Carol Castro vai bem como Clarice, que continua desmemoriada, mas tenho problemas com a composição da personagem.  Ela era casada com um homem negro que era professor, isso colocava a família dentro daquilo que poderíamos chamar de classe média da época.  E, sim, havia muitos professores e professoras negros.  Há um livro chamado Diploma de Brancura, que discute como, durante a Era Vargas (1930-1945), a profissão foi branqueada através da propaganda e da seleção de candidatos nas escolas normais.  

Clarice é uma mulher fina e educada, ao perder o marido, ela poderia fazer uma série de coisas, como lecionar, nem que fosse em uma escola doméstica, isso, claro, se ela mesma não fosse professora primária ou algo semelhante.  Colocá-la como lavadeira, só para que ela tivesse uns insights de sua vida anterior, com a empregada confidente, Coralina (Cilene Guedes), se perguntando como a patroa sabe isso, ou aquilo, me parece forçado.  O que quero dizer é que saber ler e escrever em um país de analfabetos era um capital simbólico grande. 

Essa situação me irrita quase tanto quanto ver o filho da vilã Constância (Patrícia Pillar) de Lado a Lado, moço branco, fino, com nível superior, ir servir balcão para aprender a ser gente.  Aliás, por causa das m####s que o Rafael Cardoso fez e ainda anda fazendo (*Ex.: 1 - 2 - 3.  podem procurar mais*), A Vida da Gente, Lado a Lado e Além do Tempo (*que eu gosto muito*) vão ficar na geladeira sem poderem ser reprisadas.   🤬

Agora, como Beatriz disse que o pai foi morto, porque a polícia imaginou que ele, por ser negro, fosse bandido, isso poderia ser usado como justificativa para que a esposa perdesse o emprego e terminasse lavadeira.  A condição tão humilde de Clarice depois da morte do marido, que era pintora nas horas vagas, precisava de maiores explicações.  A novela não deu ainda e eu duvido que dará.  Duvido mesmo.  De qualquer forma, essa parte, assim como o orfanato em Petrópolis que fica em uma mansão, são meio difíceis de engolir.  

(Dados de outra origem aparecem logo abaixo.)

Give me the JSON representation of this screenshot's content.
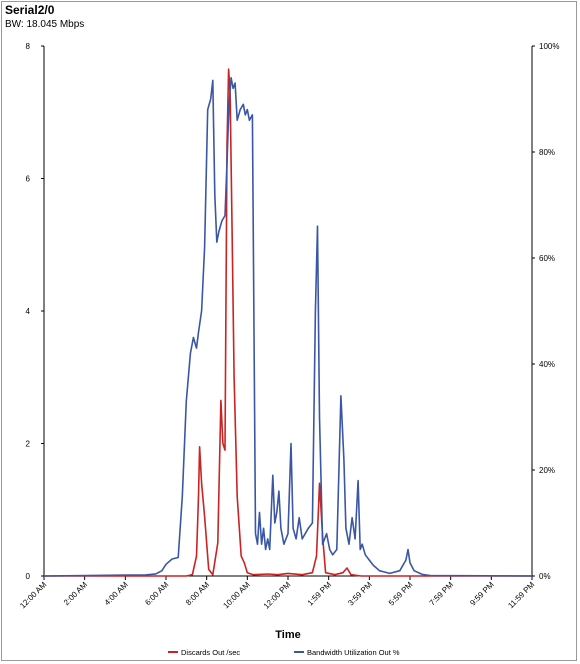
{
  "chart_data": {
    "type": "line",
    "title": "Serial2/0",
    "subtitle": "BW: 18.045 Mbps",
    "xlabel": "Time",
    "x_ticks": [
      "12:00 AM",
      "2:00 AM",
      "4:00 AM",
      "6:00 AM",
      "8:00 AM",
      "10:00 AM",
      "12:00 PM",
      "1:59 PM",
      "3:59 PM",
      "5:59 PM",
      "7:59 PM",
      "9:59 PM",
      "11:59 PM"
    ],
    "xlim": [
      0,
      24
    ],
    "y_left": {
      "ticks": [
        "0",
        "2",
        "4",
        "6",
        "8"
      ],
      "ylim": [
        0,
        8
      ]
    },
    "y_right": {
      "ticks": [
        "0%",
        "20%",
        "40%",
        "60%",
        "80%",
        "100%"
      ],
      "ylim": [
        0,
        100
      ]
    },
    "grid": false,
    "legend_position": "bottom",
    "series": [
      {
        "name": "Discards Out /sec",
        "axis": "left",
        "color": "#cc2222",
        "points": [
          [
            0,
            0
          ],
          [
            7,
            0
          ],
          [
            7.3,
            0.02
          ],
          [
            7.5,
            0.3
          ],
          [
            7.6,
            1.2
          ],
          [
            7.65,
            1.95
          ],
          [
            7.75,
            1.4
          ],
          [
            7.9,
            0.9
          ],
          [
            8.1,
            0.1
          ],
          [
            8.3,
            0.02
          ],
          [
            8.55,
            0.5
          ],
          [
            8.7,
            2.65
          ],
          [
            8.8,
            2.0
          ],
          [
            8.9,
            1.9
          ],
          [
            9.0,
            6.5
          ],
          [
            9.08,
            7.65
          ],
          [
            9.15,
            7.3
          ],
          [
            9.25,
            5.2
          ],
          [
            9.35,
            3.0
          ],
          [
            9.5,
            1.2
          ],
          [
            9.7,
            0.3
          ],
          [
            9.85,
            0.2
          ],
          [
            10.0,
            0.05
          ],
          [
            10.3,
            0.02
          ],
          [
            11.0,
            0.03
          ],
          [
            11.5,
            0.02
          ],
          [
            12.0,
            0.04
          ],
          [
            12.7,
            0.02
          ],
          [
            13.2,
            0.05
          ],
          [
            13.4,
            0.3
          ],
          [
            13.55,
            1.4
          ],
          [
            13.7,
            0.6
          ],
          [
            13.85,
            0.05
          ],
          [
            14.3,
            0.02
          ],
          [
            14.7,
            0.05
          ],
          [
            14.9,
            0.12
          ],
          [
            15.1,
            0.02
          ],
          [
            15.6,
            0
          ],
          [
            24,
            0
          ]
        ]
      },
      {
        "name": "Bandwidth Utilization Out %",
        "axis": "right",
        "color": "#3a56a5",
        "points": [
          [
            0,
            0
          ],
          [
            5.0,
            0.2
          ],
          [
            5.5,
            0.4
          ],
          [
            5.8,
            1.0
          ],
          [
            6.0,
            2.2
          ],
          [
            6.3,
            3.2
          ],
          [
            6.6,
            3.5
          ],
          [
            6.8,
            15
          ],
          [
            7.0,
            33
          ],
          [
            7.2,
            42
          ],
          [
            7.35,
            45
          ],
          [
            7.5,
            43
          ],
          [
            7.6,
            46
          ],
          [
            7.75,
            50
          ],
          [
            7.9,
            62
          ],
          [
            8.05,
            88
          ],
          [
            8.2,
            90
          ],
          [
            8.3,
            93.5
          ],
          [
            8.4,
            72
          ],
          [
            8.5,
            63
          ],
          [
            8.6,
            65
          ],
          [
            8.75,
            67
          ],
          [
            8.9,
            68
          ],
          [
            9.0,
            78
          ],
          [
            9.1,
            89
          ],
          [
            9.2,
            94
          ],
          [
            9.3,
            92
          ],
          [
            9.4,
            93
          ],
          [
            9.5,
            86
          ],
          [
            9.65,
            88
          ],
          [
            9.8,
            89
          ],
          [
            9.9,
            87
          ],
          [
            10.0,
            88
          ],
          [
            10.1,
            86
          ],
          [
            10.25,
            87
          ],
          [
            10.4,
            8
          ],
          [
            10.5,
            6
          ],
          [
            10.6,
            12
          ],
          [
            10.7,
            6
          ],
          [
            10.8,
            9
          ],
          [
            10.9,
            5
          ],
          [
            11.0,
            7
          ],
          [
            11.1,
            5
          ],
          [
            11.25,
            19
          ],
          [
            11.35,
            10
          ],
          [
            11.45,
            12
          ],
          [
            11.55,
            16
          ],
          [
            11.65,
            9
          ],
          [
            11.8,
            6
          ],
          [
            12.0,
            8
          ],
          [
            12.15,
            25
          ],
          [
            12.25,
            9
          ],
          [
            12.4,
            7
          ],
          [
            12.55,
            11
          ],
          [
            12.7,
            7
          ],
          [
            13.0,
            9
          ],
          [
            13.2,
            10
          ],
          [
            13.35,
            50
          ],
          [
            13.45,
            66
          ],
          [
            13.55,
            30
          ],
          [
            13.7,
            6
          ],
          [
            13.9,
            8
          ],
          [
            14.05,
            5
          ],
          [
            14.2,
            4
          ],
          [
            14.4,
            5
          ],
          [
            14.6,
            34
          ],
          [
            14.75,
            22
          ],
          [
            14.85,
            9
          ],
          [
            15.0,
            6
          ],
          [
            15.15,
            11
          ],
          [
            15.3,
            7
          ],
          [
            15.45,
            18
          ],
          [
            15.55,
            5
          ],
          [
            15.65,
            6
          ],
          [
            15.8,
            4
          ],
          [
            16.0,
            3
          ],
          [
            16.2,
            2
          ],
          [
            16.5,
            1
          ],
          [
            17.0,
            0.5
          ],
          [
            17.5,
            1.0
          ],
          [
            17.8,
            3
          ],
          [
            17.9,
            5
          ],
          [
            18.0,
            2.5
          ],
          [
            18.2,
            1
          ],
          [
            18.6,
            0.3
          ],
          [
            19.0,
            0.1
          ],
          [
            24,
            0
          ]
        ]
      }
    ]
  }
}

Aliás, boa parte do elenco ter telefone é outra coisa muito estranha.  Telefone era para poucos, era caro.  Às vezes, só se tinha telefone no comércio, e todo mundo pagava para usar.  Fica parecendo coisa comum.   As duas maravilhosas fofoqueiras da trama, Aparecida (Mariah da Penha) e Conceição (Arlinda Di Baio), poderiam trocar as suas maledicências no mercadinho, na missa (*seria uma delícia*), na praia (*todo mundo parece estar em Copacabana mesmo*), como faziam, aliás, personagens de Gilberto Braga em Anos Rebeldes.  Mas é impossível não gostar das duas, elas são muito divertidas.

Retornando, parte do plano de Maristela para manter Clarice no escuro e Juliano e Bia felizes, é Zélia.  No começo da novela, ela era funcionária de Maristela e a roubava.  Descoberta pela vilã, ela ficou lhe devendo.  Zélia acabou saindo na vantagem, porque conseguiu também uma vida falsa, por assim dizer.  Só que Maristela questiona Zélia, lá em 1942, como ela tinha uma conta em banco sem a assinatura de um homem.  Há alguém na vida de Zélia, que agora é casada e no Uruguai para poder se divorciar, que certamente terá algum papel futuro na trama.  Falando em Zélia, seu figurino no primeiro capítulo foi o mais estranho de todos.  Cabelo e roupa não casavam com a época, parecia coisa de figurante de mangá no qual a autora só se preocupa com os protagonistas.  Se a ideia era fazer parecer que ela não tinha classe, não funcionou.  Agora, na fase atual, ela tem um visual vulgar que é acentuado, claro, pelo fato do comportamento acompanhar as roupas.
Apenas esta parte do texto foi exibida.